While most pitches are greater in length, the elevator pitch is the heart and soul of how to pitch a script. Longer pitch meetings simply expand from its premise:
- Firstly, unveil your concept. Maybe talk about where the idea came from or why you connect to it personally.
- Secondly, introduce us to your characters. Why are they fascinating? What is it that they are going to learn and why? How does that relate to us all in this mystery we call life on earth?
- Thirdly, what’s the dramatic irony of the story they are about to go through in relation to who they are? What are a few examples of fun and exciting things we’re going to see happen on their journey? What’s the end? How are we going to feel when the credits roll?

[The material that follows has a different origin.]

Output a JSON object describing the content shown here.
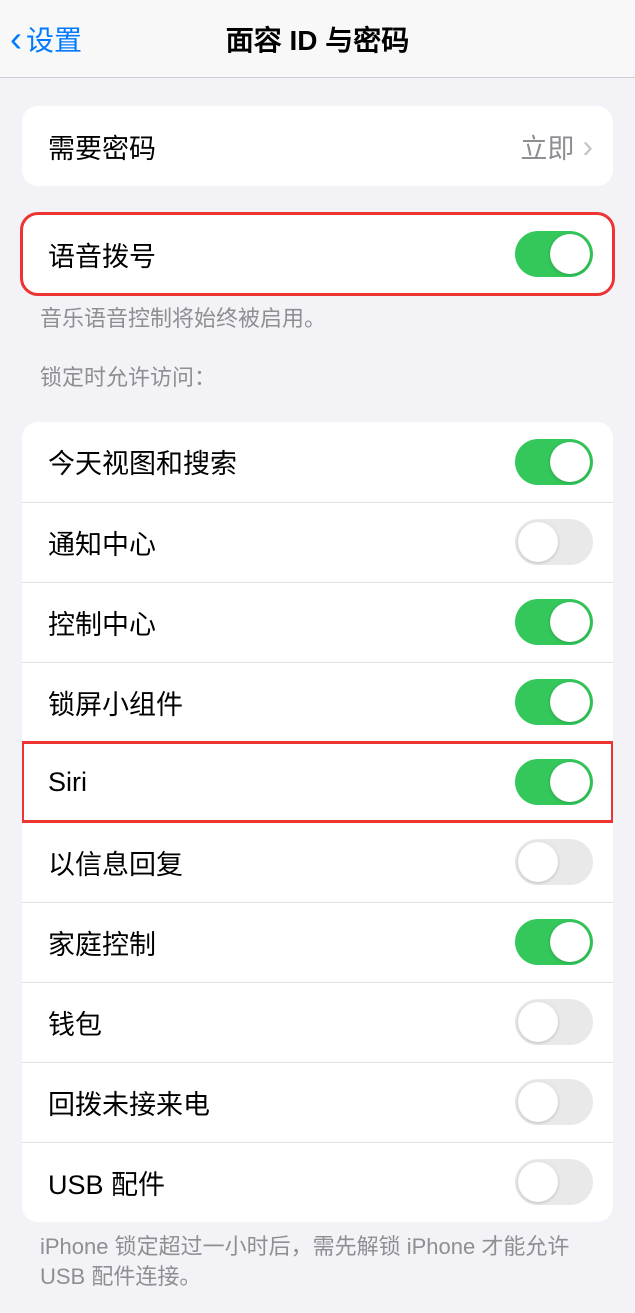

There are lots of little tricks you can employ to be “good in a room.” Here are some pro tips to keep in mind when you pitch a script:
Keep It Simple
Rather than relay every single plot point of your script, catch our attention with the film’s concept. Because film is collaborative (especially in the script phase) your plot points are malleable. Consequently, your first task is to make your audience connect with the core idea of your story.
Keep It Casual
Probably one of the most important things to remember when you pitch a script is to maintain a conversational tone. Performative pitches create a barrier between you and your potential partners. You don’t want to be a carnival barker. Rather, you want to show you have a solid grasp of your story and passion for your idea.
Questions Are Good
If you get asked questions when you pitch a script – don’t panic! It means your audience is interested in what you have to say. They’re not trying to torpedo your idea. They’re engaged!
Whatever you do, DON’T EVADE QUESTIONS. Here are some sure fire ways you can kill your pitch:
- “You just have to read it.” This meeting isn’t about reading anything. It’s about forming a business relationship. Also, there are 10,000,000 other scripts out there with writers that aren’t going to be so coy.
- “I don’t wan’t to share too much.” They want to know exactly what they’re dealing with before they work with you. Don’t shut them out.
- “I need to protect my idea.” It takes forever to develop and write ideas. Trust me, they have plenty of other ideas they’re working with. They’re not going to steal yours.
“What Else Have You Got?”
Above all, don’t take this question personally. There are several reasons why this comes up when you pitch a script:
- Firstly, the idea might not be for them. That’s okay!
- Secondly, they might be dealing with a similar idea or your idea might simply not be right for the current market. Again, totally fine!
- Thirdly, they might really like your ideas.
- Finally, remember content is king. If producers and execs are considering working with you, they want to make sure you can come up with ideas. If not for rewrites on the idea you pitched, then maybe for other ideas they’re developing.
You should always have several ideas ready to go for pitch meetings. I can’t tell you how many times the last-grasp idea is the one people end up wanting.
Wrapping Up – How To Pitch a Script
In conclusion, remember when pitch a script, you’re actually selling yourself as a professional storyteller.
There are piles of scripts out there, but pitching allows people to associate you with the words on the page. You have to show your ideas simply can’t be ignored!